Old Man Warner, the oldest man in town, comes to the defense of tradition. Pointing out all the key benefits of the lottery and the detriments of giving it up. Like…and…and the most excellent point of… Like most political arguments Old Man Warner offers nothing of substance. He points out that millennials are killing the lottery and that the younger generation is a pack of fools that just doesn’t understand. All well researched and reasoned facts. In his ramblings on the good old days there is found a possible hint to the reason for the lottery and it is the same reason used in later stories like The Hunger Games. The lottery is conducted each year for population control and to make certain everyone has enough to eat, and while it would take too long to talk about the feminist aspect of The Lottery the key to it is here. That social systems that once made perfect sense age out as technology advances and social structures change but that the myths that justified them persist and our social structures lag behind other societal changes.

Eventually the Hutchinson family draws the paper with the black dot, and Tessie Hutchinson loses the second drawing.
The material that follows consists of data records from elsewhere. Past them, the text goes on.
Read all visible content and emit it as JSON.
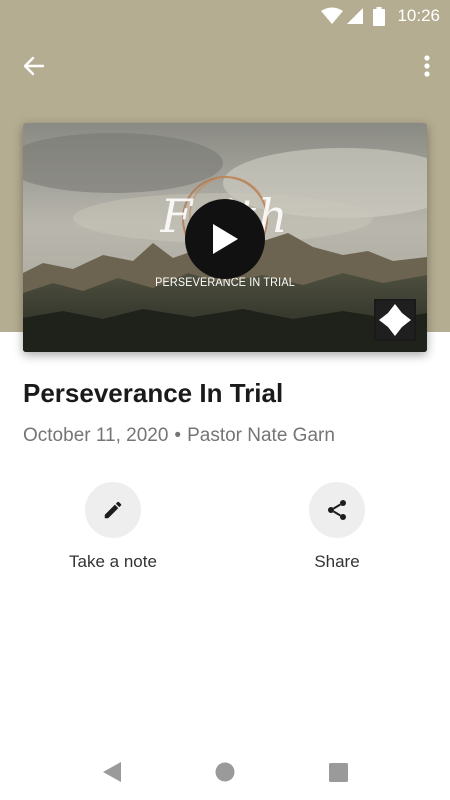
{
  "status_bar": {
    "time": "10:26",
    "icons": [
      "wifi-icon",
      "cell-signal-icon",
      "battery-icon"
    ]
  },
  "top_bar": {
    "back_icon": "arrow-left-icon",
    "more_icon": "more-vertical-icon"
  },
  "video": {
    "logo_text": "Faith",
    "series_title": "PERSEVERANCE IN TRIAL",
    "play_icon": "play-icon",
    "fullscreen_icon": "fullscreen-icon"
  },
  "sermon": {
    "title": "Perseverance In Trial",
    "date": "October 11, 2020",
    "separator": "•",
    "speaker": "Pastor Nate Garn"
  },
  "actions": [
    {
      "label": "Take a note",
      "icon": "pencil-icon"
    },
    {
      "label": "Share",
      "icon": "share-icon"
    }
  ],
  "nav": {
    "icons": [
      "back-triangle-icon",
      "home-circle-icon",
      "recents-square-icon"
    ]
  },
  "colors": {
    "header_band": "#b5ad91",
    "action_circle": "#eeeeee",
    "meta_text": "#757575"
  }
}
Tessie Hutchinson who just a few minutes ago was joking about being late to the lottery with her friends and neighbors is stoned to death with her final words being, “It isn’t fair, it isn’t right.” It is a haunting end to a haunting story that does a masterful job of keeping the reader in the dark until the very end. It is also a story so filled with subtext and symbolism it can be read again and again and again. In more than a few ways I view this story as the key to understanding all human interaction.

Think of all that is present in this story. It begins with the innocence of children gathering stones. Then skillfully and crafty makes us forget and disregard the stones until they are pelted at Tessie Hutchinson. And, us, the reader, through a mirror darkly we view the tale until the clouds are lifted from our eyes. This is not a tale of an innocent village on a bright summer day. It is a tale of the malevolent evil that can come from relaying too heavily on tradition and not questioning our elders. It is also an explanation of the hot cold empathy gap. That in a heightened state of emotions humans are more likely to act irrationally with disregard to their goals and in a cold state of emotion will not understand or have empathy for the poor decisions they’ve made.

Then there is the slight hint at last year’s winner of the lottery. The Watson family. Who’s son is drawing for them because the father is mysteriously absent. The Lottery is a story to be read throughout one’s life. always revealing something new to them. Some new understanding of human nature and its relation to the current world. The Lottery is a story about the failures of traditions, the myths we let guide us and hold back our letting go of archaic social systems, and the malicious and deadly nature of humans when they allow themselves to be guided by these false idols.

One thought

  1. Wow! Yes! This is exactly what I see in the church. Too many people do not understand the history of how or why the Bible was created. Much less how translation works. I suppose not studying or thinking on things is so much easier. It’s genuinely heartbreaking to the oversensitive among us.